Llegó un momento en que los bailarines no podían oír la música, mientras Diáguilev ordenaba a sus técnicos que encendiesen y apagasen las luces, tratando inútilmente de sosegar un alboroto que requirió la intervención policial.
Como explicó el propio compositor, esta pieza, tremendamente poderosa en lo musical e imprescindible para entender lo que es la danza moderna, tiene su origen en una fantasía del propio Stravinski: «Soñé con una escena de ritos paganos en la que una virgen elegida para el sacrificio danza hasta morir».
Un día después de aquel discutido estreno, Adolphe Boschot opinaba lo siguiente en L’Echo de Paris: «En busca de un efecto prehistórico, el compositor ha trabajado en una línea que aproxima su música al ruido. Para tal fin, se ha concentrado en destruir cualquier asomo de tonalidad».
Por fortuna, una oleada de elogios acabó sepultando las críticas negativas. Y no solo eso: los atrevimientos de la obra ‒su politonalidad, la permutación de motivos o ese ostinato de resonancias primitivas‒ hoy resultan muy accesibles, y de hecho, buena parte del catálogo stravinskiano es disfrutable por parte del espectador medio.

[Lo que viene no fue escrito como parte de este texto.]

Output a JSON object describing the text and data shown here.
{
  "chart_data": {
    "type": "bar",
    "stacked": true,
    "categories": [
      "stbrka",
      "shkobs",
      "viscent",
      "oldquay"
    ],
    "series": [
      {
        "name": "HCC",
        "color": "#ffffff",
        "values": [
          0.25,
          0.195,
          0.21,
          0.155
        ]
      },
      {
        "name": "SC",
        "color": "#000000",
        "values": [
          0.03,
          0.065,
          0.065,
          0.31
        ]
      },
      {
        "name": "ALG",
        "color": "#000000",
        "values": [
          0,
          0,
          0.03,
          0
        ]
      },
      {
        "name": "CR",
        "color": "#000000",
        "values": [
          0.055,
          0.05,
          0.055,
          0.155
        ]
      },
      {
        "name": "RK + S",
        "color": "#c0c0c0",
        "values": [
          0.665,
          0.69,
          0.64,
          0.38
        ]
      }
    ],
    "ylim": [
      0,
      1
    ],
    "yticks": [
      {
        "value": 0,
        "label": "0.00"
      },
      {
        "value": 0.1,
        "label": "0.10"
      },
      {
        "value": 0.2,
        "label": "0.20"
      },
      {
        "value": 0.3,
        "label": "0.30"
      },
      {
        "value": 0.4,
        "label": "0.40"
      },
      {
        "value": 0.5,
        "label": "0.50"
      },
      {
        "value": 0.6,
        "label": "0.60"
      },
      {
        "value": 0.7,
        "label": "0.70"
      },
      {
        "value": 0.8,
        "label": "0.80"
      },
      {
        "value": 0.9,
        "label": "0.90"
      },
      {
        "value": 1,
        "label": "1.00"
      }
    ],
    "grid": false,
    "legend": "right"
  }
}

«La música de Stravinski ‒escribe Ortega y Gasset‒ cuenta hoy con más posibilidades de satisfacernos que la de Wagner. (…) Con Wagner sentíamos un patetismo universal: nuestro organismo creía tomar contacto con las venas secretas del mundo y sumirse en el aliento cósmico. Por el contrario, la música de Stravinski, reduciendo sus aspiraciones, logra proveernos de goces más auténticos».
Un músico para una nueva era
Por muchas razones, Stravinski es uno de los músicos que mejor define el siglo XX. Alumno de Nikolái Rimski-Kórsakov, alcanzó la fama junto a Diáguilev. Su vida fue una sucesión de exilios: en Suiza (1914-1920), en Francia (1920-1939), y finalmente, en Estados Unidos.
En lo estilístico, se movió con una facilidad engañosa entre el neoclasicismo y la vanguardia, promocionándose en los círculos artísticos con la complicidad de amigos como Pablo Picasso o Jean Cocteau. Tradicionalista en lo personal y ortodoxo en lo religioso, el músico fue, por otro lado, un devoto de la novedad y de la experimentación creativa.
Gracias al director y musicólogo Robert Craft, que acompañó y ayudó a Stravinski hasta su muerte, disponemos de un gran caudal de testimonios que nos permiten conocer, con todo detalle, su forma de entender la vida y el arte.
Al margen de los ballets ya citados, la originalidad estética de este imponente creador se calibra en composiciones orquestales, obras corales, obras de cámara y obras escénicas tan singulares como Oedipus Rex (1927), Apolo (1928), la Sinfonía de los Salmos (1930), el Concierto en Mi bemol (Dumbarton Oaks) (1938), la Sinfonía en Do (1940), la Sinfonía en tres movimientos (1945) y la ópera The Rake’s Progress (1951).
Este repertorio alteró de forma irrevocable el equilibrio musical de su tiempo y convirtió a Stravinski en una flamante superestrella en las salas de concierto. Desde entonces, el mundo ha seguido girando, pero el poder de persuasión de este personaje irrepetible sigue estando en primer plano.